A Photographer Who Tinkers with Time (2015) - dnetesn
http://nautil.us/issue/22/slow/a-photographer-who-tinkers-with-time
======
pushcx
I wonder if there's compositing at work here? In Alexanderplatz there's a
woman blinking in the foreground from 0:37 to 0:41 but her friend's hand moves
a couple inches. Then at 0:57 there's a woman who starts blinking and doesn't
finish before her eyes pass out of the frame at 1:08, but the kid running
behind her almost makes a complete step.

A blink takes 100-150ms. For the 100m dash, Usain Bolt takes 41 steps in
9.58s, so 231ms per step. Either that kid is really hauling ass or the blinks
are people completely shutting their eyes at the disturbance of the train's
arrival, which is plausible. I don't spot anybody blinking in the background,
unfortunately. I guess the easiest way to get timing would be to measure the
distance between the pillars. Odd appearance made for fun little puzzle to
play with for a minute.

------
antongribok
While the slow motion work is very cool, somehow what got me even more
fascinated is his earlier "Urban Flow" work with "scan camera panoramas".

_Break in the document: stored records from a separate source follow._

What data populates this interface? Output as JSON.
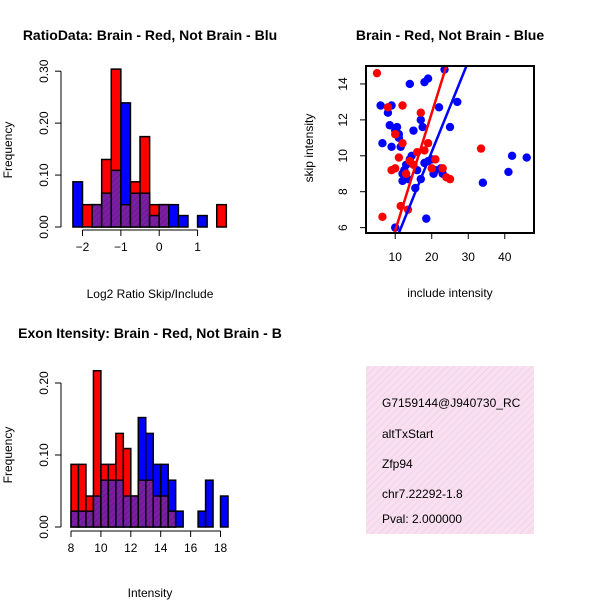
{
  "colors": {
    "red": "#ff0000",
    "blue": "#0000ff",
    "purple": "#7b1fa2",
    "black": "#000000",
    "info_bg": "#f6d6ec",
    "pval": "#cc0000"
  },
  "chart_data": [
    {
      "type": "bar",
      "title": "RatioData: Brain - Red, Not Brain - Blu",
      "xlabel": "Log2 Ratio Skip/Include",
      "ylabel": "Frequency",
      "xlim": [
        -2.3,
        1.95
      ],
      "ylim": [
        0,
        0.31
      ],
      "xticks": [
        -2,
        -1,
        0,
        1
      ],
      "xtick_labels": [
        "−2",
        "−1",
        "0",
        "1"
      ],
      "yticks": [
        0,
        0.1,
        0.2,
        0.3
      ],
      "ytick_labels": [
        "0.00",
        "0.10",
        "0.20",
        "0.30"
      ],
      "bin_edges": [
        -2.25,
        -2.0,
        -1.75,
        -1.5,
        -1.25,
        -1.0,
        -0.75,
        -0.5,
        -0.25,
        0.0,
        0.25,
        0.5,
        0.75,
        1.0,
        1.25,
        1.5,
        1.75
      ],
      "series": [
        {
          "name": "Brain",
          "color": "red",
          "values": [
            0,
            0.043,
            0.043,
            0.13,
            0.304,
            0.043,
            0.087,
            0.174,
            0.043,
            0.043,
            0,
            0,
            0,
            0,
            0,
            0.043
          ]
        },
        {
          "name": "Not Brain",
          "color": "blue",
          "values": [
            0.087,
            0,
            0.043,
            0.065,
            0.109,
            0.239,
            0.065,
            0.065,
            0.022,
            0.043,
            0.043,
            0.022,
            0,
            0.022,
            0,
            0
          ]
        }
      ]
    },
    {
      "type": "scatter",
      "title": "Brain - Red, Not Brain - Blue",
      "xlabel": "include intensity",
      "ylabel": "skip intensity",
      "xlim": [
        2,
        48
      ],
      "ylim": [
        5.7,
        15.0
      ],
      "xticks": [
        10,
        20,
        30,
        40
      ],
      "yticks": [
        6,
        8,
        10,
        12,
        14
      ],
      "series": [
        {
          "name": "Brain",
          "color": "red",
          "points": [
            [
              5,
              14.6
            ],
            [
              6.5,
              6.6
            ],
            [
              8,
              12.7
            ],
            [
              9,
              9.2
            ],
            [
              10,
              9.3
            ],
            [
              10,
              11.2
            ],
            [
              11,
              9.9
            ],
            [
              11.5,
              7.2
            ],
            [
              12,
              10.7
            ],
            [
              12,
              12.8
            ],
            [
              13,
              9.0
            ],
            [
              13.5,
              7.0
            ],
            [
              14,
              9.7
            ],
            [
              15,
              9.5
            ],
            [
              16,
              10.2
            ],
            [
              17,
              12.4
            ],
            [
              18,
              10.3
            ],
            [
              19,
              10.7
            ],
            [
              20,
              9.3
            ],
            [
              21,
              9.8
            ],
            [
              23,
              9.3
            ],
            [
              24,
              8.8
            ],
            [
              25,
              8.7
            ],
            [
              33.5,
              10.4
            ]
          ],
          "fit": [
            [
              9.8,
              5.7
            ],
            [
              24,
              15.0
            ]
          ]
        },
        {
          "name": "Not Brain",
          "color": "blue",
          "points": [
            [
              6,
              12.8
            ],
            [
              6.5,
              10.7
            ],
            [
              8,
              12.4
            ],
            [
              8.5,
              11.7
            ],
            [
              9,
              12.8
            ],
            [
              9,
              10.5
            ],
            [
              10,
              11.4
            ],
            [
              10,
              6.0
            ],
            [
              10.5,
              11.6
            ],
            [
              11,
              11.0
            ],
            [
              11,
              11.2
            ],
            [
              11.5,
              10.5
            ],
            [
              12,
              9.0
            ],
            [
              12,
              8.6
            ],
            [
              12.5,
              9.2
            ],
            [
              13,
              9.5
            ],
            [
              13.5,
              8.7
            ],
            [
              14,
              9.8
            ],
            [
              14,
              14.0
            ],
            [
              14.5,
              10.0
            ],
            [
              15,
              11.4
            ],
            [
              15.5,
              8.2
            ],
            [
              16,
              9.2
            ],
            [
              17,
              12.0
            ],
            [
              17,
              8.7
            ],
            [
              17.5,
              11.6
            ],
            [
              18,
              14.1
            ],
            [
              18,
              9.6
            ],
            [
              18.5,
              6.5
            ],
            [
              19,
              9.7
            ],
            [
              19,
              14.3
            ],
            [
              20,
              9.8
            ],
            [
              20.5,
              9.0
            ],
            [
              21,
              9.2
            ],
            [
              22,
              12.7
            ],
            [
              22.5,
              9.3
            ],
            [
              23,
              9.0
            ],
            [
              23.5,
              14.8
            ],
            [
              25,
              11.6
            ],
            [
              27,
              13.0
            ],
            [
              34,
              8.5
            ],
            [
              41,
              9.1
            ],
            [
              42,
              10.0
            ],
            [
              46,
              9.9
            ]
          ],
          "fit": [
            [
              11,
              5.7
            ],
            [
              29.5,
              15.0
            ]
          ]
        }
      ]
    },
    {
      "type": "bar",
      "title": "Exon Itensity: Brain - Red, Not Brain - B",
      "xlabel": "Intensity",
      "ylabel": "Frequency",
      "xlim": [
        8,
        18.7
      ],
      "ylim": [
        0,
        0.225
      ],
      "xticks": [
        8,
        10,
        12,
        14,
        16,
        18
      ],
      "xtick_labels": [
        "8",
        "10",
        "12",
        "14",
        "16",
        "18"
      ],
      "yticks": [
        0,
        0.1,
        0.2
      ],
      "ytick_labels": [
        "0.00",
        "0.10",
        "0.20"
      ],
      "bin_edges": [
        8.0,
        8.5,
        9.0,
        9.5,
        10.0,
        10.5,
        11.0,
        11.5,
        12.0,
        12.5,
        13.0,
        13.5,
        14.0,
        14.5,
        15.0,
        15.5,
        16.0,
        16.5,
        17.0,
        17.5,
        18.0,
        18.5
      ],
      "series": [
        {
          "name": "Brain",
          "color": "red",
          "values": [
            0.087,
            0.087,
            0.043,
            0.217,
            0.087,
            0.087,
            0.13,
            0.109,
            0.043,
            0.065,
            0.065,
            0.043,
            0.043,
            0.022,
            0,
            0,
            0,
            0,
            0,
            0,
            0
          ]
        },
        {
          "name": "Not Brain",
          "color": "blue",
          "values": [
            0.022,
            0.022,
            0.022,
            0.043,
            0.065,
            0.065,
            0.065,
            0.043,
            0.043,
            0.152,
            0.13,
            0.087,
            0.087,
            0.065,
            0.022,
            0,
            0,
            0.022,
            0.065,
            0,
            0.043
          ]
        }
      ]
    }
  ],
  "info_box": {
    "lines": [
      "G7159144@J940730_RC",
      "altTxStart",
      "Zfp94",
      "chr7.22292-1.8"
    ],
    "pval": "Pval: 2.000000"
  }
}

This article briefly mentions it at the end, but I didn't understand it until
I saw one of his videos explaining it:

[https://youtu.be/N0A263UDtqM?t=776](https://youtu.be/N0A263UDtqM?t=776)

I'm guessing this would be fairly trivial reproduce with a regular digital
camera by taking a normal video, and convert it into a "scan photograph" with
an ffmpeg plugin or something like that.

I wonder if something like this already exists?